Master Chief vs Dr. Evil
September 25, 2008 by admin
Scenario:
Dr. Evil: Ladies and Gentlemen, Welcome to my underground Lair. I have gathered here before me the world’s deadliest assassins, and yet, each of you has failed to kill Master Chief. That makes me angry, and when Dr. Evil get angry, Mr. Bigglesworth gets upset, and when Mr. Bigglesworth gets upset people DIE!
Number One: Dr. Evil, We’ll take care of it…
Dr. Evil: Let me introduce…Mini-Me!
(Everyone Gasps)
Mini-Me: What were you expecting?
Number One: Well…someone a bit taller? He is quite…

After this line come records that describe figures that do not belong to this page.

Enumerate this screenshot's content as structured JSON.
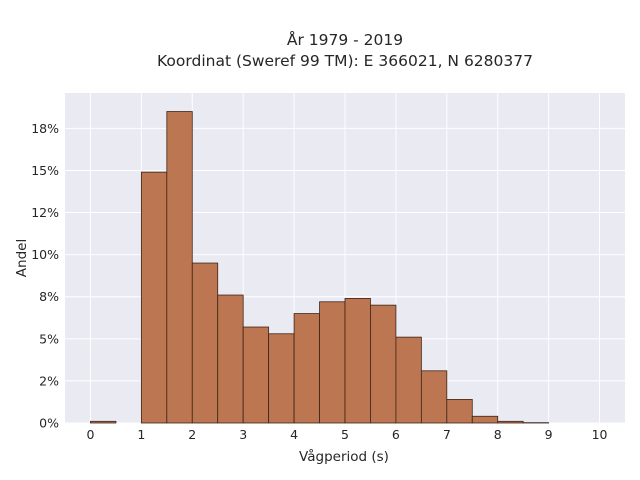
{
  "chart_data": {
    "type": "bar",
    "title": "År 1979 - 2019",
    "subtitle": "Koordinat (Sweref 99 TM): E 366021, N 6280377",
    "xlabel": "Vågperiod (s)",
    "ylabel": "Andel",
    "bin_width": 0.5,
    "bins_start": [
      0,
      0.5,
      1,
      1.5,
      2,
      2.5,
      3,
      3.5,
      4,
      4.5,
      5,
      5.5,
      6,
      6.5,
      7,
      7.5,
      8,
      8.5,
      9,
      9.5
    ],
    "values": [
      0.1,
      0,
      14.9,
      18.5,
      9.5,
      7.6,
      5.7,
      5.3,
      6.5,
      7.2,
      7.4,
      7.0,
      5.1,
      3.1,
      1.4,
      0.4,
      0.1,
      0.02,
      0,
      0
    ],
    "xlim": [
      -0.5,
      10.5
    ],
    "ylim": [
      0,
      19.6
    ],
    "xticks": [
      0,
      1,
      2,
      3,
      4,
      5,
      6,
      7,
      8,
      9,
      10
    ],
    "xtick_labels": [
      "0",
      "1",
      "2",
      "3",
      "4",
      "5",
      "6",
      "7",
      "8",
      "9",
      "10"
    ],
    "yticks": [
      0,
      2.5,
      5,
      7.5,
      10,
      12.5,
      15,
      17.5
    ],
    "ytick_labels": [
      "0%",
      "2%",
      "5%",
      "8%",
      "10%",
      "12%",
      "15%",
      "18%"
    ],
    "grid": true,
    "colors": {
      "bar_fill": "#bc7651",
      "bar_edge": "#3d2418",
      "plot_background": "#eaeaf2",
      "grid": "#ffffff"
    }
  }
}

EXPLOSION erupts as Master Chief enters through the hole freshly created by the rocket launcher, sending Mini-Me off into the rubble…
Dr. Evil: Mini Me? Mini Me? For God’s sake would somone put a fricken bell on him or something…
How does this end?
Popularity: 5% [?]


he precceds to kill everybody then destroy the base.
i also what to say wow! you guys went all out,what is that 20 mc posts in one day!
i think some of them are gona get lost though.
All I can say is lol.
Master Chief kills then all, then puts on a afro wig and grooves to disco!
OK, wow this is no fight i think Mario would have a better chance than dr. Evil. he would just get in his big boy rocket ship and shoot out to outterspace like he always does lol.
Dr. evil will just have that korean wrestler guy hit in the head mc with a shoe and then mc gets annoyed and breaks them both of them over his knee. or maybe he can talk mc into sitting in on their meeting and hit the button that drops people into lava under the floor. But not before mc shatters him like a bag of chicken bones.
Master chief walks up to doctor evil and snaps his neck then sees mini me and kicks him and leaves.
MC walks up to the mini me and says “boo”.
He then kills every one in the room while some disco music is playing in the background.
Dr Evil:Austin powers has gotten much tou-*
Master Chief:*Shoves a lava lamp down his neck while saying* “Tom Brady was harder than THAT”
This isn’t even a fight. IT’S JUST A SHOOTING RANGE.